When you start over at this age, you feel that difference.
Even if you’re confident. Even if you’re grounded. Even if you know your worth.
There is a quiet voice — sometimes faint, sometimes vicious — that whispers:
“What if I’m not enough anymore?”
Not pretty enough. Not young enough. Not thin enough. Not radiant enough for a world obsessed with first impressions and filtered perfection.
And the truth is, that fear isn’t vanity. It’s human.
Because for years — or decades — you were loved by someone who saw all of you, not just the surface. Someone who saw your worth through shared life, not swipe reactions. Someone who learned you the way a favorite song becomes a part of the body that listens to it.
Losing that lens is its own grief.
And stepping into dating again — especially after loss — means presenting yourself to people who haven’t earned the right to see you deeply yet. People who only know the picture on the screen and not the lifetime behind your eyes.

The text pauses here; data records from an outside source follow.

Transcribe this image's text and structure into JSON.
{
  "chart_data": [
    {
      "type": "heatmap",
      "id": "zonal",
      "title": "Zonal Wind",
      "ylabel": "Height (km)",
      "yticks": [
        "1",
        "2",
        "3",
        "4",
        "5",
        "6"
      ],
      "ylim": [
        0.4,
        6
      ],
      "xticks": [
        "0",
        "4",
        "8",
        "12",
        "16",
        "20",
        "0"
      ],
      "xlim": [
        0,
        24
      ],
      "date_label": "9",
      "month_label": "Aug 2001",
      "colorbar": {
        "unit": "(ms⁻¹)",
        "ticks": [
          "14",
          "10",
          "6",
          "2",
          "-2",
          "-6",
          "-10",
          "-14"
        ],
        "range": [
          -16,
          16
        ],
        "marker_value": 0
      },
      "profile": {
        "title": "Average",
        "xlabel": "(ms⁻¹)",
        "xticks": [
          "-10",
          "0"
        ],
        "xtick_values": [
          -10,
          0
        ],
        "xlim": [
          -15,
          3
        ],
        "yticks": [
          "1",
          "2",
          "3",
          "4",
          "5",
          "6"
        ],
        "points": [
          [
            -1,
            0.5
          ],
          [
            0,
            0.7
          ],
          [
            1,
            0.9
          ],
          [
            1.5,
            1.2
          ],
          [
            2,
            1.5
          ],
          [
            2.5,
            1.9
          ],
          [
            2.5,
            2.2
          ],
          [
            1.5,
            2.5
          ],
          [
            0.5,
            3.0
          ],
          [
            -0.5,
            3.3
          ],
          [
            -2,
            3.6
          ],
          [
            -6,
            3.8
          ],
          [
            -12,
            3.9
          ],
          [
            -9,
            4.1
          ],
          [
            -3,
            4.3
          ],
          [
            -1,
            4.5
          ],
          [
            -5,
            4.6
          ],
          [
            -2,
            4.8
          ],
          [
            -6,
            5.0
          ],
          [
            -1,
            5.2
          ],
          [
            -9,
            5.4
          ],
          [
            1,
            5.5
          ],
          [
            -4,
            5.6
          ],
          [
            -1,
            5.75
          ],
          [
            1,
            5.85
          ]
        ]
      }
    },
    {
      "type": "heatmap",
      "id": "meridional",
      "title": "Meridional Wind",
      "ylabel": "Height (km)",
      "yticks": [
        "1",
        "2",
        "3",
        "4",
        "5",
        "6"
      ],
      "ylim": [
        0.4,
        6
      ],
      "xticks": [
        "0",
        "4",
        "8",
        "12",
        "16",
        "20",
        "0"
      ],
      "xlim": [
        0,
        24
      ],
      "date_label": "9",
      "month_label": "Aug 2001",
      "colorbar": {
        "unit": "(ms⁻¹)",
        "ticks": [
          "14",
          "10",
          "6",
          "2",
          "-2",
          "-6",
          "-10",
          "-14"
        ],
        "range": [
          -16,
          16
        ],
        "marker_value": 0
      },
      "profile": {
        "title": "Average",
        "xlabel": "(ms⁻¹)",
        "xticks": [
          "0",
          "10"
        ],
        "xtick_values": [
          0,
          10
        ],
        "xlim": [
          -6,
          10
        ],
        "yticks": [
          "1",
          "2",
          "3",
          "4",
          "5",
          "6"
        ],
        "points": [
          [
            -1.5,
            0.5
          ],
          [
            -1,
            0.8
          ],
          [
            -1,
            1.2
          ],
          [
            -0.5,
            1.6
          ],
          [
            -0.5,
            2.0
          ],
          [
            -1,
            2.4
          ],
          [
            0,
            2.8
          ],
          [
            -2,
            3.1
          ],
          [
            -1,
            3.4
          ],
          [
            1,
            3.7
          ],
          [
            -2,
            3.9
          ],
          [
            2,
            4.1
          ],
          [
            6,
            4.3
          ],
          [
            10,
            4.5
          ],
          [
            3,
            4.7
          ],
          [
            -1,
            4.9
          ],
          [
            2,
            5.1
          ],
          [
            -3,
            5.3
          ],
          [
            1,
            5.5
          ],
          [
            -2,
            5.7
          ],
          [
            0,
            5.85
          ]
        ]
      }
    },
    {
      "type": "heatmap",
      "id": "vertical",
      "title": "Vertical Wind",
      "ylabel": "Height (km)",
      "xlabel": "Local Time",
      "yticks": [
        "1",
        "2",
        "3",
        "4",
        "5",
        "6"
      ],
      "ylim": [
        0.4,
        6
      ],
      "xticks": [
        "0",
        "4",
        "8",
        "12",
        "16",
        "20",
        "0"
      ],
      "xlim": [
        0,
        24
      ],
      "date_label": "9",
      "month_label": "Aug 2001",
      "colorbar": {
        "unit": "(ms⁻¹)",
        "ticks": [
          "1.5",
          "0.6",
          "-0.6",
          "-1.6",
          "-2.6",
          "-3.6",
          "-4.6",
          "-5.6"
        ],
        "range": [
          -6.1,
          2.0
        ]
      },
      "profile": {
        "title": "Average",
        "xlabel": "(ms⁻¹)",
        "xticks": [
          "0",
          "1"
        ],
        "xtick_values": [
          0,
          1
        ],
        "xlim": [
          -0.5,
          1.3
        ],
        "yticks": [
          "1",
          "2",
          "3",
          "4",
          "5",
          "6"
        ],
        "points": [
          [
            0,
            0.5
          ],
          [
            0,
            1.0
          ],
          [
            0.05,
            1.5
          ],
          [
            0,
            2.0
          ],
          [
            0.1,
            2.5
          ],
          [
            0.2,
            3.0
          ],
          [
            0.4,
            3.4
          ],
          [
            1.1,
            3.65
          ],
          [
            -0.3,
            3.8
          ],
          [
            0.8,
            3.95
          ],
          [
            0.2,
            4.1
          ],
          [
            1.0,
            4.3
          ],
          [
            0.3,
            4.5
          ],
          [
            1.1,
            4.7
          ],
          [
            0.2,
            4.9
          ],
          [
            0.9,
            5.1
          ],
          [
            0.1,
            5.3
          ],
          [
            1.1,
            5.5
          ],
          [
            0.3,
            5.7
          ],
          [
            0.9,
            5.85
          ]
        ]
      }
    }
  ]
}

But here’s the part the fear forgets:
You are not starting from zero. You are starting from wisdom. From strength. From a heart that has lived, loved, broken, healed, and dared to remain open.
And you are not “less than” for aging. You are more — more experienced, more emotionally intelligent, more discerning, more compassionate, more real.
Someone new may not see the version of you that existed decades ago… But the right person will see the woman you’ve become because of everything you survived — and they will recognize the beauty of that immediately.
You don’t start over because you stopped loving the person you lost. You start over because they taught you what love can be.
And that lesson — that depth, that devotion, that courage — is the very thing that makes you worthy of being loved again, exactly as you are now.
Wrinkles, laugh lines, grief lines, silver hairs, soft edges, and all.
11 years, 2 months, 15 days. That’s how long we had.
We met. We fell in love. We eloped. We knew 50 years was a lofty goal — he was 38, I was 41 — but we were determined to “go the distance,” as he always said.
The day I became his Mrs. 11/17/2011
We didn’t know the distance would be so short. 11 years, 2 months, 15 days — from I do on November 11, 2011 to goodbye on February 1, 2023, when he took his last breath on earth and his first breath in Heaven.
And for the record? Cancer sucks.
I can measure the time we were married. What I can’t measure are the things grief refuses to quantify:
The number of tears I’ve cried
The number of times I’ve heard, “I’m so sorry”
The number of times I’ve said, “Pawpaw would be so proud of you”
The number of times I’ve thought, “Oh, I need to ask Steve—” before remembering
The number of times I’ve wished he could walk the dogs with me
The number of times I’ve felt the emptiness where his touch should be
The number of times our kids could’ve used his guidance
The number of times I’ve pulled out his half-empty bottle of aftershave just to breathe him in
The list could go on for… well, forever.
I’ll never forget the question he asked on our 11th anniversary — the one we both knew would be our last. He felt well enough for a short dinner out, but the outing took everything out of him. That night, sitting beside him on the bed, holding his hand, he looked at me and asked:
“If you knew 11 years ago how this would end, would you still have married me?”
That question hits differently when you’ve lived inside cancer hell. Our marriage took “in sickness and in health” to a level I wouldn’t wish on a single soul. Why would anyone knowingly choose a marriage of just 11 years when it meant walking through a storm like that?
Because… love.
Like I told him that night, the honor of loving him for 11 years was worth more than the idea of never loving him at all. It wasn’t a comforting line for a dying man — it was the truth.
For every heartbreak, we had a hundred memories wrapped in laughter. We loved each other fiercely.